The blog quotes Rachael Maskell, the Labour MP for York Central, as welcoming Morgan McSweeney’s resignation but saying more needs to be done to tackle factionalism within the party:
"It is a start, but we need to know how decisions have been made in the Labour party, including the role of Peter Mandelson and Morgan McSweeney’s ‘kitchen cabinet’, and how this whole culture will turn away from the factionalism to an inclusive culture which seeks to listen and engage MPs and prevent future errors over policy."
And the then it provides some context for her remarks:
It has been reported that McSweeney convened a "kitchen cabinet" of like-minded Labour figures who met on Sunday evenings at the London home of Roger Liddle, a Labour peer and old friend of Mandelson.
Liddle was made a peer in 2010 and took the Labour whip.

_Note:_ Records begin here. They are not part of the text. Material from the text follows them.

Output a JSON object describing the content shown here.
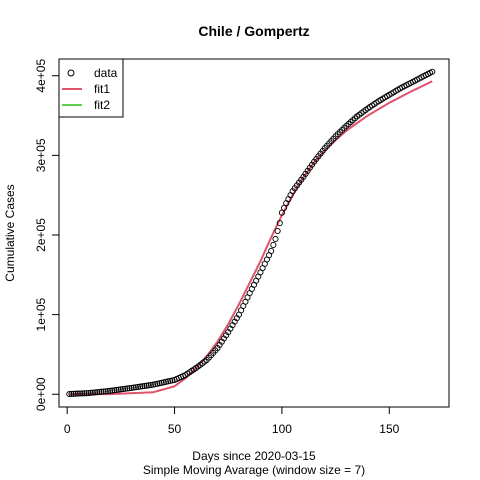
{
  "chart_data": {
    "type": "scatter",
    "title": "Chile / Gompertz",
    "xlabel": "Days since 2020-03-15",
    "xlabel2": "Simple Moving Avarage (window size = 7)",
    "ylabel": "Cumulative Cases",
    "xlim": [
      -3.8,
      177.8
    ],
    "ylim": [
      -16000,
      421000
    ],
    "x_ticks": [
      0,
      50,
      100,
      150
    ],
    "x_tick_labels": [
      "0",
      "50",
      "100",
      "150"
    ],
    "y_ticks": [
      0,
      100000,
      200000,
      300000,
      400000
    ],
    "y_tick_labels": [
      "0e+00",
      "1e+05",
      "2e+05",
      "3e+05",
      "4e+05"
    ],
    "grid": false,
    "legend": {
      "position": "top-left",
      "entries": [
        {
          "label": "data",
          "kind": "point",
          "color": "#000000"
        },
        {
          "label": "fit1",
          "kind": "line",
          "color": "#DF536B"
        },
        {
          "label": "fit2",
          "kind": "line",
          "color": "#61D04F"
        }
      ]
    },
    "x_range": [
      1,
      170
    ],
    "series": [
      {
        "name": "data",
        "kind": "points",
        "color": "#000000",
        "x": [
          1,
          10,
          20,
          30,
          40,
          50,
          55,
          60,
          65,
          70,
          75,
          80,
          85,
          90,
          95,
          97,
          99,
          100,
          102,
          105,
          110,
          115,
          120,
          125,
          130,
          135,
          140,
          145,
          150,
          155,
          160,
          165,
          170
        ],
        "y": [
          300,
          1500,
          4300,
          8000,
          12000,
          18000,
          24000,
          33000,
          43000,
          58000,
          78000,
          100000,
          127000,
          153000,
          180000,
          195000,
          215000,
          228000,
          240000,
          255000,
          273000,
          292000,
          309000,
          324000,
          337000,
          349000,
          359000,
          368000,
          376000,
          384000,
          391000,
          398000,
          405000
        ]
      },
      {
        "name": "fit1",
        "kind": "line",
        "color": "#DF536B",
        "x": [
          1,
          20,
          40,
          50,
          55,
          60,
          65,
          70,
          75,
          80,
          85,
          90,
          95,
          100,
          105,
          110,
          115,
          120,
          125,
          130,
          140,
          150,
          160,
          170
        ],
        "y": [
          0,
          200,
          2500,
          10000,
          20000,
          33000,
          48000,
          66000,
          88000,
          113000,
          140000,
          167000,
          197000,
          225000,
          250000,
          272000,
          291000,
          306000,
          319000,
          331000,
          350000,
          366000,
          380000,
          393000
        ]
      }
    ]
  }
}
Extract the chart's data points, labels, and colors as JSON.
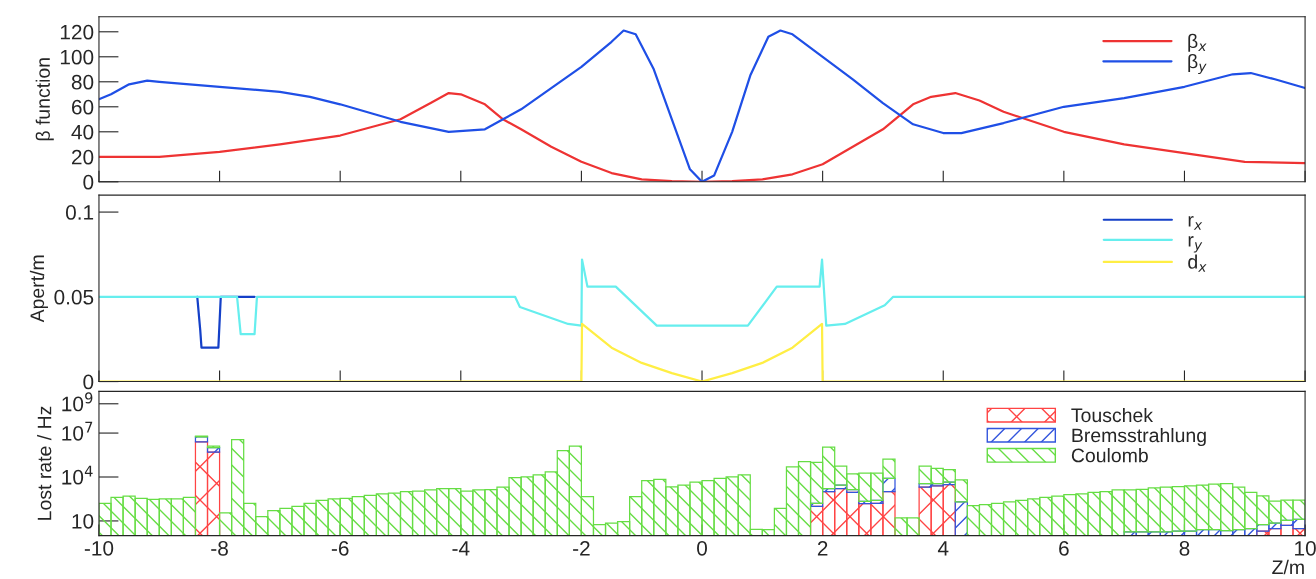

You wouldn't know it from his Wikipedia entry but he was once a leading light of the SDP.
He was an SDP member throughout its existence (1981-88) and served on its national committee. He was then a Liberal Democrats until the mi-1990s,
Liddle was a parliamentary candidate for his old parties, fighting Vauxhall in 1983, the Fulham by-election in 1986, and Hertfordshire North in 1992.
He had been a special adviser to Bill Rodgers when he was a Labour minister before the 1979 general election and left Labour with him.
But later, with the rise of New Labour, Liddle became a close associate of Peter Mandelson and rejoined the party. In the days when I was on the Lib Dem federal policy committee and had a Commons press pass, he seemed to be at every political event I attended.